Hadoop Cloud Providers
The following cloud providers offer fully-managed Hadoop cloud service that makes it easy, fast, and cost-effective to process massive amounts of data:
AWS Elastic MapReduce (EMR)
Amazon EMR provides a managed Hadoop framework as a web service. The data cross dynamically with scalable Amazon EC2 instances. You can choose from Amazon S3 (EMRFS), the Hadoop Distributed File System (HDFS), and Amazon DynamoDB as the data stores. EMR can run popular frameworks such as Apache Spark, HBase, Presto, HUE, Flink and more. EMR supports more Hadoop ecosystem frameworks than Azure and GCP. Hourly prices range from $0.011/hour to $0.27/hour ($94/year to $2367/year) plus cost on EC2, EBS, and S3. Choosing reserved or spot EC2 instance can save you money. To find out the total cost of EMR, please go to AWS Calculator. EMR is not free under the AWS Free Tier.
Azure HDInsight
Azure HDInsight enables a broad range of scenarios such as ETL, Data Warehousing, Machine Learning, IoT and more. Use popular open-source frameworks such as Hadoop, Spark, Hive, LLAP, Kafka, Storm, R & more. You can choose Azure Blob storage instead of HDFS. Azure utilizes its own Azure Data Lake platform and its own cloud security framework. Hourly prices range from $0.074/hour to $1.496/hour.
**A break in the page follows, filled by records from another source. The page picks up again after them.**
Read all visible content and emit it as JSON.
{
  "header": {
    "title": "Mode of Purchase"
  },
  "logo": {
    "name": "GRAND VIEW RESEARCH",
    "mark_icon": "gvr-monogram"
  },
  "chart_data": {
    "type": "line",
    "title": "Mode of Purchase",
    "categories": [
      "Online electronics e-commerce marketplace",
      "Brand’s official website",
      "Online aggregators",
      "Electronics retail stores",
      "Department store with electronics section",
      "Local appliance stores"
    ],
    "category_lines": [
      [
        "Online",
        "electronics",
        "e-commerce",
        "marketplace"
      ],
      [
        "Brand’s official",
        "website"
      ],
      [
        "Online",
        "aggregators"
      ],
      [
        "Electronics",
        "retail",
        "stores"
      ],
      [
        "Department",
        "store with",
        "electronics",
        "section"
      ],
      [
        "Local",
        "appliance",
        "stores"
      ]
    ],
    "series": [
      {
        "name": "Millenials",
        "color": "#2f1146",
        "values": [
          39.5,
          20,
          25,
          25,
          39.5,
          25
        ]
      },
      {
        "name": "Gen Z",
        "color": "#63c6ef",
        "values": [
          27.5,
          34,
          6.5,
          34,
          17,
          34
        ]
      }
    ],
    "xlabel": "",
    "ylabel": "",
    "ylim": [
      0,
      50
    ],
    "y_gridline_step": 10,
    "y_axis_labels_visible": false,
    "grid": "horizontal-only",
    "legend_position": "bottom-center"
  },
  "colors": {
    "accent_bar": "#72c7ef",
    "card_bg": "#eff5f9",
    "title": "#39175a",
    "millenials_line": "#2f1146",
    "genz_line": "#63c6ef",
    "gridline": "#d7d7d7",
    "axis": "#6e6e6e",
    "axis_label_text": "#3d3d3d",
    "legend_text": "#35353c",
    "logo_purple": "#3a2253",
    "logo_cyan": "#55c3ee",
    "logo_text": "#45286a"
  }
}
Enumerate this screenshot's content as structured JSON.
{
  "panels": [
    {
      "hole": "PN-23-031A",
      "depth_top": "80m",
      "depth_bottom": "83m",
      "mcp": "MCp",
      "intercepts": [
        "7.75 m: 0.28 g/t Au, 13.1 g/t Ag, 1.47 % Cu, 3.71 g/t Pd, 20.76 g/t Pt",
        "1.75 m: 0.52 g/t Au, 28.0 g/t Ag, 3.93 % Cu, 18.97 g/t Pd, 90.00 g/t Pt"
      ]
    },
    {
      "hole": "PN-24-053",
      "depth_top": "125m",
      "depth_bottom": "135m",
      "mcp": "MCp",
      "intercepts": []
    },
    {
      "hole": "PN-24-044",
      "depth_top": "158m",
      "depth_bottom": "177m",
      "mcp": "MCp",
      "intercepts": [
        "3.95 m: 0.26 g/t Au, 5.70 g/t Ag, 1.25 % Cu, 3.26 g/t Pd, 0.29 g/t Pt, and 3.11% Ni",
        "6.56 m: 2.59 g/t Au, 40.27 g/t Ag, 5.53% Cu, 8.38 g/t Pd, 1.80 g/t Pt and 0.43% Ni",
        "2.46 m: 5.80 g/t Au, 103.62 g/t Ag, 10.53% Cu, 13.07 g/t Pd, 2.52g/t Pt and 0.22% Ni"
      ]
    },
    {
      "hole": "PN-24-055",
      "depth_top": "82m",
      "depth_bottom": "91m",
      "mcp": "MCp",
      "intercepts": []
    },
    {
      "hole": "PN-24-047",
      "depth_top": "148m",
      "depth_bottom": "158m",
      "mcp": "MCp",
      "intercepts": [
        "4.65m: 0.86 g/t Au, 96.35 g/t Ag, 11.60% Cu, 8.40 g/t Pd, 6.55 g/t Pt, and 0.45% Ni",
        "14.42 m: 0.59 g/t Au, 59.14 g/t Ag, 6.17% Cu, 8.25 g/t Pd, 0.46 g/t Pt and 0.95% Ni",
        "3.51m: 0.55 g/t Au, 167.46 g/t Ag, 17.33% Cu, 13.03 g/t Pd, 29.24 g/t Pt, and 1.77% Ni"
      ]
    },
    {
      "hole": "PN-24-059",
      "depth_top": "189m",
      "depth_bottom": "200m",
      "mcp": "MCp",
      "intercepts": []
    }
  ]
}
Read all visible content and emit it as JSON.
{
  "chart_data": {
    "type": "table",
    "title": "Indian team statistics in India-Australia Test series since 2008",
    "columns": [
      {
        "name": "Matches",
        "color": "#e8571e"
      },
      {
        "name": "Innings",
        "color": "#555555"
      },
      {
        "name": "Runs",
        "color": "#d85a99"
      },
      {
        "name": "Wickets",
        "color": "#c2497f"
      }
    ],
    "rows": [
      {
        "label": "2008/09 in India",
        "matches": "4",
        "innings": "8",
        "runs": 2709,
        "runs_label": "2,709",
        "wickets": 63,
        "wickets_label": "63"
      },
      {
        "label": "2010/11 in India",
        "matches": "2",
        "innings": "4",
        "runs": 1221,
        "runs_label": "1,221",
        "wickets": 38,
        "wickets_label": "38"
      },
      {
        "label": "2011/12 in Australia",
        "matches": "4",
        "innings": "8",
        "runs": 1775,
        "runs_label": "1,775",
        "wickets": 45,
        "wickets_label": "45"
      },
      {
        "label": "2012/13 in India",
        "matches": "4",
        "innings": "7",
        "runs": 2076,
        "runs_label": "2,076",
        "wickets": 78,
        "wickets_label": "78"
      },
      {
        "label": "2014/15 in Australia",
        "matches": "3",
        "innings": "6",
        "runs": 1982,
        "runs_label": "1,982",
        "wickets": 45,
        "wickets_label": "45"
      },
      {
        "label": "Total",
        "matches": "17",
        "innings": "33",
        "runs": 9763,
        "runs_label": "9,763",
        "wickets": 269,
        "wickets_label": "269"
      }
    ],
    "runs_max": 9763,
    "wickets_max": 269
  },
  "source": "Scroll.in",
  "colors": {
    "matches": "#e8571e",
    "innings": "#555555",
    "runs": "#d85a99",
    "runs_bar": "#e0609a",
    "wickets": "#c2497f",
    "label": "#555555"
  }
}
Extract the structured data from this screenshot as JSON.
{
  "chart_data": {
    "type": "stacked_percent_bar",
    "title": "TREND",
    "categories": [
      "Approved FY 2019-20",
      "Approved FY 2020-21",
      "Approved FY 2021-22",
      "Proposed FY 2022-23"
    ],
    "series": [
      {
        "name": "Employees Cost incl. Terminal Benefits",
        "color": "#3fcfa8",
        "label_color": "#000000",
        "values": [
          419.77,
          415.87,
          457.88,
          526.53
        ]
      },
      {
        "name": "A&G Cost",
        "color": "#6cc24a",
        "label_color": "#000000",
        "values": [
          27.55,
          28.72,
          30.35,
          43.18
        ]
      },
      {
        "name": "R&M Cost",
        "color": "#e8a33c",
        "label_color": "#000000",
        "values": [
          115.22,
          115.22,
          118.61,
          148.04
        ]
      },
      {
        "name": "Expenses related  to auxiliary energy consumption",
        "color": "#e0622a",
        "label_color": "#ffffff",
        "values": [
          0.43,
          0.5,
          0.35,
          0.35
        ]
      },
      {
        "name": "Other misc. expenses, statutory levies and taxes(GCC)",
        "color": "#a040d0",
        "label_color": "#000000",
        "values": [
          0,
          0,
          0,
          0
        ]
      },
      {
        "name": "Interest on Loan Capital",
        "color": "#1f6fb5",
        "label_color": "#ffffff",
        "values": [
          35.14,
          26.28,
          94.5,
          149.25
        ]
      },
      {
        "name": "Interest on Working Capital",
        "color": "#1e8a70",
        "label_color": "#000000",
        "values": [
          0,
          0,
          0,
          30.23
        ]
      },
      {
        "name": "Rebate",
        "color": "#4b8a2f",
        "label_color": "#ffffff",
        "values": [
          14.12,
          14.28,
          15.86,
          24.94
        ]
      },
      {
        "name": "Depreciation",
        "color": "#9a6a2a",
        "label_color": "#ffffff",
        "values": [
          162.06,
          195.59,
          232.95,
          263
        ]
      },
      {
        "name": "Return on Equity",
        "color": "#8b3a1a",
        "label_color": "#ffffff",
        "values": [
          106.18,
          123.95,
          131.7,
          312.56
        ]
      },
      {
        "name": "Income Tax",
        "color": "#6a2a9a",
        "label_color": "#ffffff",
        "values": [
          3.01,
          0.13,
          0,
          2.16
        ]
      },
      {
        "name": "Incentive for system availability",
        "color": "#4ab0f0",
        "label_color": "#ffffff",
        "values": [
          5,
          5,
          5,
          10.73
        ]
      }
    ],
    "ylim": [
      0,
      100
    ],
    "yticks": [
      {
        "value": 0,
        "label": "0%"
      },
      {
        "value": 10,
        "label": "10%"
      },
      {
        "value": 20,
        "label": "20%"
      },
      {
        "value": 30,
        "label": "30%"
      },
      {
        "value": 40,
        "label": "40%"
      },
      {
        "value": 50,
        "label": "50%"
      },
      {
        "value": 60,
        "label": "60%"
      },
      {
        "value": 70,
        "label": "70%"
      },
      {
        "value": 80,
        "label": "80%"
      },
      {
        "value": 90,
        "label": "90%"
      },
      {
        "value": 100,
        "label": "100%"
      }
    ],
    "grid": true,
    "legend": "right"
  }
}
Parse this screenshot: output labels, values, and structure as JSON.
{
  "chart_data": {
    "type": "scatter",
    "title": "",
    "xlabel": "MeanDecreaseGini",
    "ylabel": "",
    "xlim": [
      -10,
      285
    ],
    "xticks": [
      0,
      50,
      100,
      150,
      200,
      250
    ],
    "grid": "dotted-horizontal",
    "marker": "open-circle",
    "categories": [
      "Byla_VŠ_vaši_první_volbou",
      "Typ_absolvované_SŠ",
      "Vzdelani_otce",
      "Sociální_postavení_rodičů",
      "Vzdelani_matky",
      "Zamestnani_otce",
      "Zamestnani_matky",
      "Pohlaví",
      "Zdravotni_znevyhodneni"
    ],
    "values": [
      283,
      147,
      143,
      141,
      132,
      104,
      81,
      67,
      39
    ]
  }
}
Microsoft offers a one-month free trial on Azure, so you may want to test a Hadoop cluster from HDInsight.
GCP Dataproc
Cloud Dataproc is a cloud-based managed Spark and Hadoop service offered on the Google Cloud Platform. Dataproc utilizes its Google Compute Engine(GCE) to process data. Dataproc integrates with its Cloud Storage, BigQuery, Bigtable, Stackdriver Logging, and Stackdriver Monitoring. But Dataproc self only has Apache Hadoop, Spark, Hive, and Pig. Hourly prices range from $0.001/hour to $0.640/hour. Google also offers Free Tier (12-month, $300 credit free trial) that allows you to use any GCP product, so you should take this offer to try Dataproc and BigQuery.
Conclusion
In conclusion, you should consider the components, deployment model, performance, security and cost holistically to choose the right Hadoop solution. Cloudera has the largest user base with the largest number of clients; moreover, Cloudera Enterprise Data Hub has a comprehensive data management platform with everything you need. But do you genuinely need every component? If your organization doesn’t have multitudinous Hadoop experts, then choosing a fully-managed Hadoop cloud service will let you focus on the development. If you need fast performance, you may want to take a look at MapR; if you want a low cost, Hortonworks is an excellent choice. Each Hadoop solution provides different approaches to authentication, security policy management, and data encryption, so you should base on your auditing policy and protection requirements to review how each solution addresses those needs. Also, designing a hybrid Hadoop solution keep some jobs on-premise, noncritical jobs on the cloud (e.g. AWS spot instance) to save cost. Moreover, if your Big Data below 1.6PB, you may want to take a look at the Redshift data warehouse option.